By Keith Idec
Anthony Joshua and his promoter are confident the British Boxing Board of Control will catch performance-enhancing drug users before fights contested in the United Kingdom.
They have serious reservations that’ll happen prior to fights contested elsewhere.
Joshua (16-0, 16 KOs) and Eddie Hearn confirmed during a conference call Monday that UK Anti-Doping has randomly tested Joshua twice for PEDs during training camp for the first defense of his IBF heavyweight title against Dominic Breazeale (17-0, 15 KOs) on Saturday night at O2 Arena in London (Showtime; 5:15 p.m. ET/2:15 p.m. PT). Hearn added that UK Anti-Doping, which reports to the British Boxing Board of Control, also tested the 2012 Olympic gold medalist twice prior to his second-round knockout of Charles Martin (23-1-1, 21 KOs) on April 9 at O2 Arena.
Hearn is thankful for the thorough testing system in place in the UK. He hopes commissions worldwide follow the British Boxing Board of Control’s lead on preventing PED use.
“It’s funded by the British Boxing Board of Control,” said Hearn, group managing director for Matchroom Sport, Joshua’s promoter. “And it is the safest system. Random testing is the only way to eradicate cheating in this sport. I was at the English Institute of Sport [in Sheffield] the other day and they turned up to test Anthony at about 10 o’clock at night straight after [a training session]. And I have multiple fighters competing in championship fights who get woken up 5 in the morning, midnight. And these people do not leave until they’ve taken their sample [blood and urine].
“Testing after the fight, testing on the night of the fight is a complete waste of time. We still do it, as does every commission around the world. But it’s a complete waste of time because the cheating is now so far advanced that the only way to stop it is to have complete random testing throughout all fighters’ camps.”
The sport’s PED epidemic concerns Joshua, especially in the wake of the Alexander Povetkin controversy. Russia’s Povetkin (30-1, 22 KOs) tested positive for meldonium last month, which forced the postponement of his May 21 title shot against WBC heavyweight champion Deontay Wilder (36-0, 35 KOs) in Moscow.

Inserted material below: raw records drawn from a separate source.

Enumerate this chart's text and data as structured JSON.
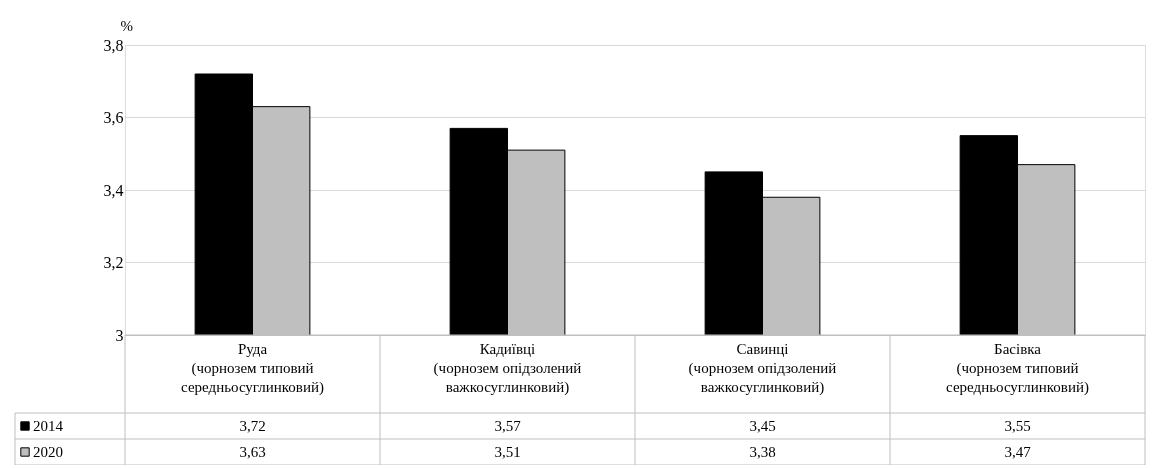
{
  "chart_data": {
    "type": "bar",
    "ylabel": "%",
    "categories": [
      "Руда\n(чорнозем типовий\nсередньосуглинковий)",
      "Кадиївці\n(чорнозем опідзолений\nважкосуглинковий)",
      "Савинці\n(чорнозем опідзолений\nважкосуглинковий)",
      "Басівка\n(чорнозем типовий\nсередньосуглинковий)"
    ],
    "series": [
      {
        "name": "2014",
        "color": "#000000",
        "values": [
          3.72,
          3.57,
          3.45,
          3.55
        ],
        "value_labels": [
          "3,72",
          "3,57",
          "3,45",
          "3,55"
        ]
      },
      {
        "name": "2020",
        "color": "#bfbfbf",
        "values": [
          3.63,
          3.51,
          3.38,
          3.47
        ],
        "value_labels": [
          "3,63",
          "3,51",
          "3,38",
          "3,47"
        ]
      }
    ],
    "ylim": [
      3,
      3.8
    ],
    "yticks": [
      {
        "value": 3,
        "label": "3"
      },
      {
        "value": 3.2,
        "label": "3,2"
      },
      {
        "value": 3.4,
        "label": "3,4"
      },
      {
        "value": 3.6,
        "label": "3,6"
      },
      {
        "value": 3.8,
        "label": "3,8"
      }
    ],
    "grid": "y",
    "legend": "bottom left"
  }
}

“I think it’s scary,” Joshua said. “Just in the training alone, and the sheer size of us, it’s a dangerous sport as it is. … For anyone to add any performance-enhancing drugs into their body to do more damage on an opponent, I don’t agree with that at all. Some people claim they’re genuine mistakes, but you have to be diligent about what you’re doing because these things have a massive impact not only on the athlete’s career, but on the person that they could injure, their families. Kids are looking at the sport. We’re all ambassadors of this boxing thing. Like, may he rest in peace, Muhammad Ali, you could see the impact it has on people. When I’m making my decisions for this sport, I don’t do it for ego. I do it for genuine moral purposes.”
Joshua and Hearn agreed that testing positive for a PED should lead to a lifetime ban for a boxer.
“Cheating has become advanced and when there’s as much money at stake as there is in boxing, you’ll always find someone who’s a bad soul or who has bad morals that will try to cheat another man,” Hearn said. “But this isn’t a game of poker. This isn’t a game of cards, where you’re trying to look at another man’s hand or you’re trying to sneak another card on the table. This is a sport that can do serious harm without performance-enhancing drugs. And for a fighter to go in and deliberately enhance their performance, to try and do damage to another man, it should be a criminal offense and it should carry a lifetime ban. The UK Anti-Doping system, which is funded by the British Boxing Board of Control, is probably the only system worldwide where we have complete faith that all championship fighters over here will be randomly tested throughout camp.
“Anthony was tested twice in this camp, and I think twice for the Charles Martin camp. [It’s] any time during the camp, so you can’t cheat. You’re gonna get caught at some point. And there’s too much on the line. I think the problem with boxing in America is there is no universal commission. All the commissions have different policies. If you’re fighting in New Jersey, they have a different policy to Carolina or the California commission. The British Boxing Board of Control, they control the UK Anti-Doping. Although it’s an independent agency, this system, where fighters are randomly tested, that needs to be, in my opinion, employed in the United States of America, as well universally among the commissions, to catch people. It seems like one of the big problems is coming from Eastern Europe. I don’t want to generalize, but there have been a number of fighters caught recently from that area. And I’m sure there’s fighters cheating all over the world. To me, it should be a criminal offense and it should carry a ban for life.”
Breazeale supported their strong stance against PEDs later during the conference call, but said he hadn’t been tested by UK Anti-Doping or any other testing organization during his training camp. The unbeaten contender from Alhambra, California, expects to be tested before and after he challenges Joshua on Saturday night.